Todas estas modificações são uma consequência natural do envelhecimento humano e não devem ser confundidas com perturbações vocais de causa patológica. O diagnóstico de presbifonia (que corresponde à disfonia relacionada com a idade e é um processo normal do envelhecimento humano) é um diagnóstico de exclusão, após uma avaliação médica e vocal cuidada (Arviso & Johns III, 2009; Kendall, 2007). No entanto, para além da idade cronológica, o processo de envelhecimento vocal também pode ser afetado por: fatores ambientais, estilo de vida, hábitos tabágicos, condição de saúde, estado emocional ou medicação.

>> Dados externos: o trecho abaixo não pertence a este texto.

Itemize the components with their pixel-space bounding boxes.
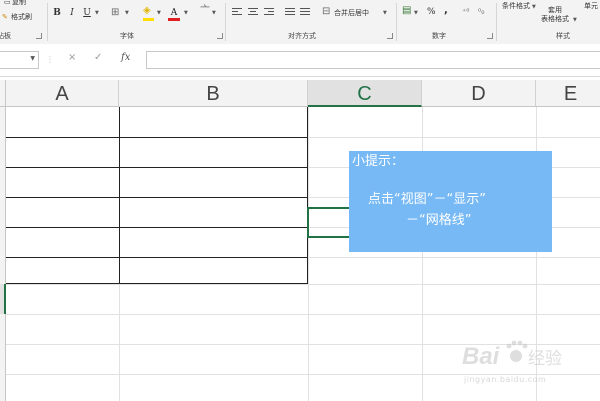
copy-icon[interactable]: ▭	[4, 0, 11, 7]
align-right-icon[interactable]	[264, 8, 274, 16]
column-header-c[interactable]: C	[308, 80, 422, 107]
font-color-dropdown-icon[interactable]: ▼	[184, 10, 188, 16]
align-left-icon[interactable]	[232, 8, 242, 16]
formula-input[interactable]	[146, 51, 600, 69]
gridline	[6, 284, 600, 285]
fill-color-dropdown-icon[interactable]: ▼	[157, 10, 161, 16]
font-launcher-icon[interactable]	[217, 33, 223, 39]
table-border	[119, 107, 120, 284]
row-header[interactable]	[0, 107, 6, 137]
table-border	[6, 167, 308, 168]
align-center-icon[interactable]	[248, 8, 258, 16]
cancel-icon[interactable]: ×	[68, 52, 76, 63]
italic-button[interactable]: I	[66, 6, 78, 20]
baidu-logo-icon: Bai 经验	[462, 340, 562, 370]
watermark-brand: Bai	[462, 343, 501, 370]
font-group-label: 字体	[120, 32, 134, 40]
tip-line-2: －“网格线”	[406, 213, 472, 228]
ribbon: ▭ 复制 ✎ 格式刷 剪贴板 B I U ▼ ⊞ ▼ ◈ ▼ A ▼ 亠 ▼ 字…	[0, 0, 600, 45]
tip-line-1: 点击“视图”－“显示”	[368, 192, 486, 207]
column-header-e[interactable]: E	[536, 80, 600, 107]
baidu-watermark: Bai 经验 jingyan.baidu.com	[460, 336, 580, 388]
group-divider	[47, 3, 48, 41]
row-header[interactable]	[0, 137, 6, 167]
row-header[interactable]	[0, 314, 6, 344]
decrease-indent-icon[interactable]	[285, 8, 295, 16]
number-launcher-icon[interactable]	[487, 33, 493, 39]
format-painter-icon[interactable]: ✎	[2, 13, 8, 22]
table-format-button[interactable]: 表格格式	[541, 15, 569, 24]
styles-group-label: 样式	[556, 32, 570, 40]
alignment-launcher-icon[interactable]	[387, 33, 393, 39]
fill-color-icon[interactable]: ◈	[143, 6, 151, 16]
group-divider	[396, 3, 397, 41]
phonetic-dropdown-icon[interactable]: ▼	[212, 10, 216, 16]
alignment-group-label: 对齐方式	[288, 32, 316, 40]
underline-button[interactable]: U	[81, 6, 93, 20]
name-box-dropdown-icon[interactable]: ▼	[30, 55, 35, 62]
table-border	[307, 107, 308, 284]
table-border	[6, 197, 308, 198]
number-group-label: 数字	[432, 32, 446, 40]
borders-dropdown-icon[interactable]: ▼	[125, 10, 129, 16]
table-format-dropdown-icon[interactable]: ▼	[573, 17, 577, 23]
merge-center-button[interactable]: 合并后居中	[334, 9, 369, 18]
format-painter-button[interactable]: 格式刷	[11, 13, 32, 22]
table-format-label-line1[interactable]: 套用	[548, 6, 562, 15]
accounting-format-icon[interactable]: ▤	[402, 6, 411, 16]
table-border	[6, 283, 308, 284]
group-divider	[496, 3, 497, 41]
column-header-a[interactable]: A	[6, 80, 119, 107]
gridline	[6, 314, 600, 315]
decrease-decimal-icon[interactable]: ⁰₀	[478, 7, 484, 16]
table-border	[6, 257, 308, 258]
merge-center-dropdown-icon[interactable]: ▼	[383, 10, 387, 16]
tip-callout: 小提示： 点击“视图”－“显示” －“网格线”	[349, 151, 552, 252]
paw-icon	[506, 340, 528, 362]
column-header-d[interactable]: D	[422, 80, 536, 107]
copy-button[interactable]: 复制	[12, 0, 26, 7]
gridline	[308, 107, 309, 401]
formula-bar: ▼ ⋮ × ✓ fx	[0, 44, 600, 77]
row-header[interactable]	[0, 374, 6, 401]
table-border	[6, 137, 308, 138]
underline-dropdown-icon[interactable]: ▼	[95, 10, 99, 16]
row-header[interactable]	[0, 257, 6, 284]
row-header[interactable]	[0, 197, 6, 227]
tip-title: 小提示：	[352, 154, 405, 169]
watermark-site: jingyan.baidu.com	[464, 375, 547, 384]
phonetic-icon[interactable]: 亠	[200, 6, 210, 16]
enter-icon[interactable]: ✓	[94, 52, 102, 63]
clipboard-group-label: 剪贴板	[0, 32, 11, 40]
font-color-swatch	[168, 18, 180, 21]
formula-bar-grip-icon: ⋮	[46, 55, 54, 64]
percent-button[interactable]: %	[427, 8, 436, 17]
column-header-b[interactable]: B	[119, 80, 308, 107]
row-header-selected[interactable]	[0, 284, 6, 314]
clipboard-launcher-icon[interactable]	[36, 33, 42, 39]
borders-icon[interactable]: ⊞	[111, 8, 119, 18]
row-header[interactable]	[0, 344, 6, 374]
bold-button[interactable]: B	[51, 6, 63, 20]
increase-decimal-icon[interactable]: ⁺⁰	[462, 7, 469, 16]
insert-function-button[interactable]: fx	[121, 52, 130, 63]
watermark-suffix: 经验	[528, 349, 562, 369]
merge-center-icon[interactable]: ⊟	[322, 7, 330, 17]
table-border	[6, 227, 308, 228]
accounting-dropdown-icon[interactable]: ▼	[414, 10, 418, 16]
group-divider	[225, 3, 226, 41]
conditional-format-dropdown-icon[interactable]: ▼	[532, 4, 536, 10]
fill-color-swatch	[143, 18, 154, 21]
name-box[interactable]: ▼	[0, 51, 39, 69]
increase-indent-icon[interactable]	[300, 8, 310, 16]
row-header[interactable]	[0, 227, 6, 257]
conditional-format-button[interactable]: 条件格式	[502, 2, 530, 11]
row-header[interactable]	[0, 167, 6, 197]
comma-style-button[interactable]: ,	[444, 6, 448, 16]
cell-styles-button[interactable]: 单元	[584, 2, 598, 11]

Em suma, neste verbete foram descritas as principais alterações anatomofisiológicas decorrentes do envelhecimento, bem com as suas principais consequências na produção de fala. O envelhecimento vocal é um conceito multidimensional, pelo que o seu estudo tem tanto de complexo como de desafiante. O conhecimento das alterações de fala típicas da idade pode ter um impacto positivo no desempenho dos sistemas de reconhecimento e de síntese de fala de idosos, o que pode contribuir para uma melhoria da sua qualidade de vida.